2.1 KiB
Continuous Validation
This module is responsible for deploying an Oozie Workflow (on the desired cluster), which executes a Spark action.
This action takes the HDFS-path of a directory of parquet files containing metadata records, and applies the validation process on all of them, in parallel. Then it outputs the results, in json-format, in the given directory.
The validation process is powered by the "uoa-validator-engine2" software,
which is included as a dependency inside the main "pom.xml" file.
Configure the workflow
Add the wanted values for each of the parameters, defined in the "/src/main/resources/eu/dnetlib/dhp/continuous_validator/oozie_app/workflow.xml" file.
The most important parameters are the following:
- parquet_path: the input parquet
- openaire_guidelines: valid values: "4.0", "3.0", "2.0", "fair_data", "fair_literature_v4"
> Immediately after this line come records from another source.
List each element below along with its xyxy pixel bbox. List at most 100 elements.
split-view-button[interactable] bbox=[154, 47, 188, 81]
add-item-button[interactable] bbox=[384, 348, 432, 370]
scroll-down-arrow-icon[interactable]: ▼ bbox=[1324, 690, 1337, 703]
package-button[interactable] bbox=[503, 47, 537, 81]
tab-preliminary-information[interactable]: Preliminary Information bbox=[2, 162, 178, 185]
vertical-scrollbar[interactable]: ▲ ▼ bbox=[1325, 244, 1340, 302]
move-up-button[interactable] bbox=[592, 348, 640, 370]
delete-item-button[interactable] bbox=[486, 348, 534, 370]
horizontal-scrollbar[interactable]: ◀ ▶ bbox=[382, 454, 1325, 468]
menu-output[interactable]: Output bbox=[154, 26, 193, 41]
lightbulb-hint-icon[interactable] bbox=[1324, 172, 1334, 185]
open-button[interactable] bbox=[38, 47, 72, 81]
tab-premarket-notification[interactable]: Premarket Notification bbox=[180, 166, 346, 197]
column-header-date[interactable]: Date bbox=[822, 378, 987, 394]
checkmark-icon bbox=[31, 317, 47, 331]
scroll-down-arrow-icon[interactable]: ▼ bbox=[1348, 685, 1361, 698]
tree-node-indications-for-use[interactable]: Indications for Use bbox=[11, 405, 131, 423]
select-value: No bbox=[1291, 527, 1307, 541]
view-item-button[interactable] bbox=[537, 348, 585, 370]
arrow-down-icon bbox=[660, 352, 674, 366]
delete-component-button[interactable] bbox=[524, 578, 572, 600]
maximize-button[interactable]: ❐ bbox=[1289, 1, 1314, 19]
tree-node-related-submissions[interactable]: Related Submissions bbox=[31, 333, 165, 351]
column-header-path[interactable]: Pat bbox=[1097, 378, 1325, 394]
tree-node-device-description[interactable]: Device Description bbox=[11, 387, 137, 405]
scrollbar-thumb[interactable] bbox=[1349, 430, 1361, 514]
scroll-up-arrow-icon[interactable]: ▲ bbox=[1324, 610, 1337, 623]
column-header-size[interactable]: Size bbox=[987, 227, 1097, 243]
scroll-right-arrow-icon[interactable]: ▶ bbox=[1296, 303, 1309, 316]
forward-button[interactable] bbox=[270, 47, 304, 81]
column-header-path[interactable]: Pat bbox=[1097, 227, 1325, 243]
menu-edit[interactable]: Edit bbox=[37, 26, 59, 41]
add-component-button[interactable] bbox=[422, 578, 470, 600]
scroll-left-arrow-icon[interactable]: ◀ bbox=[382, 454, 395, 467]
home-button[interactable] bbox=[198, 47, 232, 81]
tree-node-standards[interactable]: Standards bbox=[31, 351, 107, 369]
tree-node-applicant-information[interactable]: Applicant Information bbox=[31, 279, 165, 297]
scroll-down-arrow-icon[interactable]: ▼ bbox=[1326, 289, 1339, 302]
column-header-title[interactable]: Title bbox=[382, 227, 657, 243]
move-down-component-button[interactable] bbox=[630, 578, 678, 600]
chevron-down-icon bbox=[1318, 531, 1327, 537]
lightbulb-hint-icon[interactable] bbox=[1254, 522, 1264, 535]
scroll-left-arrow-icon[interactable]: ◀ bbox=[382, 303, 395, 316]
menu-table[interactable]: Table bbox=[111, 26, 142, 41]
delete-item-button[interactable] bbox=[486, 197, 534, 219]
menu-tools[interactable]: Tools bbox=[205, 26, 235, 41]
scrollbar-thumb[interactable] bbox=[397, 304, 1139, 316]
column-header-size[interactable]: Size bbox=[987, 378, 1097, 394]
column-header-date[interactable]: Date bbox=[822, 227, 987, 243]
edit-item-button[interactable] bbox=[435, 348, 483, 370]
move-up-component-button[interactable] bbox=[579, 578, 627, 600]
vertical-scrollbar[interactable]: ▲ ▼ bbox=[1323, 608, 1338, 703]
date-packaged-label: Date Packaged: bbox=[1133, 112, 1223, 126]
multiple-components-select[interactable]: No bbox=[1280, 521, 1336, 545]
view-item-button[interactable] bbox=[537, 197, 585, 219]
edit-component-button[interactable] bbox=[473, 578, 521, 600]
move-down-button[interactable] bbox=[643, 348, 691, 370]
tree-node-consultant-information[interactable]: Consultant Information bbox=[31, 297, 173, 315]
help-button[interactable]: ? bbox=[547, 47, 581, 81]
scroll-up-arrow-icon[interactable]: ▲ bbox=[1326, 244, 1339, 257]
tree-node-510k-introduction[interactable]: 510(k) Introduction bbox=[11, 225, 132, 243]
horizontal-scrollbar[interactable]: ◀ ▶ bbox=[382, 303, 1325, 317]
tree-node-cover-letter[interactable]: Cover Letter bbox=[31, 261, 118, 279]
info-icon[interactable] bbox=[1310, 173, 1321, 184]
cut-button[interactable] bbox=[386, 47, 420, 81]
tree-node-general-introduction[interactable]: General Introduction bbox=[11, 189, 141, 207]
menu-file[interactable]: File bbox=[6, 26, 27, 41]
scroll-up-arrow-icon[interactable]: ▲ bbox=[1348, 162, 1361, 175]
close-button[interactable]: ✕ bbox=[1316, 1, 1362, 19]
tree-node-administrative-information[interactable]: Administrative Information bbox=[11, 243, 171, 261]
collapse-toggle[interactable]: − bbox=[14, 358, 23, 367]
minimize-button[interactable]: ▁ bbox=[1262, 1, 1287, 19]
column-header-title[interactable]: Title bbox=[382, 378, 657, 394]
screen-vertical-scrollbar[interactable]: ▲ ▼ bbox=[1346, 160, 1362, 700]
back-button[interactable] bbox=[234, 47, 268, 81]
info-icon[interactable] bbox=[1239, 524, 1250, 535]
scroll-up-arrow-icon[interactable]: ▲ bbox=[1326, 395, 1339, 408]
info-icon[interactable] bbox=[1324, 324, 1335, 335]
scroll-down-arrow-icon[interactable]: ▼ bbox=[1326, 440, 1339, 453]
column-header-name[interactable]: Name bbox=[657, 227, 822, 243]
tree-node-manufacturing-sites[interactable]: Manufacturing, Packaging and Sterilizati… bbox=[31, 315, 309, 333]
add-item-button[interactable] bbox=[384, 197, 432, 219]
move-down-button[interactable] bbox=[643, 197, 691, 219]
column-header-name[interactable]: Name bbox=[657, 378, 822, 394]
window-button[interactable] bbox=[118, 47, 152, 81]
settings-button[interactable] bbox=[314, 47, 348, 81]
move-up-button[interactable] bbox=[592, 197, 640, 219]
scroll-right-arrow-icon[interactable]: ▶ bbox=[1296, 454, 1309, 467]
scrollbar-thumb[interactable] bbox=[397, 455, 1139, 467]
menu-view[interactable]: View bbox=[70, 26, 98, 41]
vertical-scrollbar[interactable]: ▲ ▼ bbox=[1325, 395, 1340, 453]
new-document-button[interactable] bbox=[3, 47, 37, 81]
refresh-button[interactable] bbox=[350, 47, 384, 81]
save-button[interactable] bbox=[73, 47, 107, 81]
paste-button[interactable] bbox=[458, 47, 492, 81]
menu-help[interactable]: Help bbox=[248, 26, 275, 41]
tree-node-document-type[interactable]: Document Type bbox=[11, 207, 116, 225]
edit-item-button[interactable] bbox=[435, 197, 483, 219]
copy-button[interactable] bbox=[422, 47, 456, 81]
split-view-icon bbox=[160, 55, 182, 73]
- output_path: Be careful to use a base directory which is different from the one that this module is running on, as during a new deployment, that base directory will be deleted.
Install the project and then deploy and run the workflow
Run the ./installProject.sh script and then the ./runOozieWorkflow.sh script.
Use the "workflow-id" displayed by the "runOozieWorkflow.sh" script to check the running status and logs, in the remote machine, as follows:
- Check the status:
oozie job -oozie http://<cluster's domain and port>/oozie -info <Workflow-ID>
- Copy the "Job-id" from the output of the above command (numbers with ONE underscore between them).
- Check the job's logs (not the app's logs!):
yarn logs -applicationId application_<Job-ID>
Note:
If you encounter any "java.lang.NoSuchFieldError" issues in the logs, rerun using the following steps:
- Delete some remote directories related to the workflow in your user's dir: /user//
- .sparkStaging
- oozie-oozi
- Run the ./installProject.sh script and then the ./runOozieWorkflow.sh script.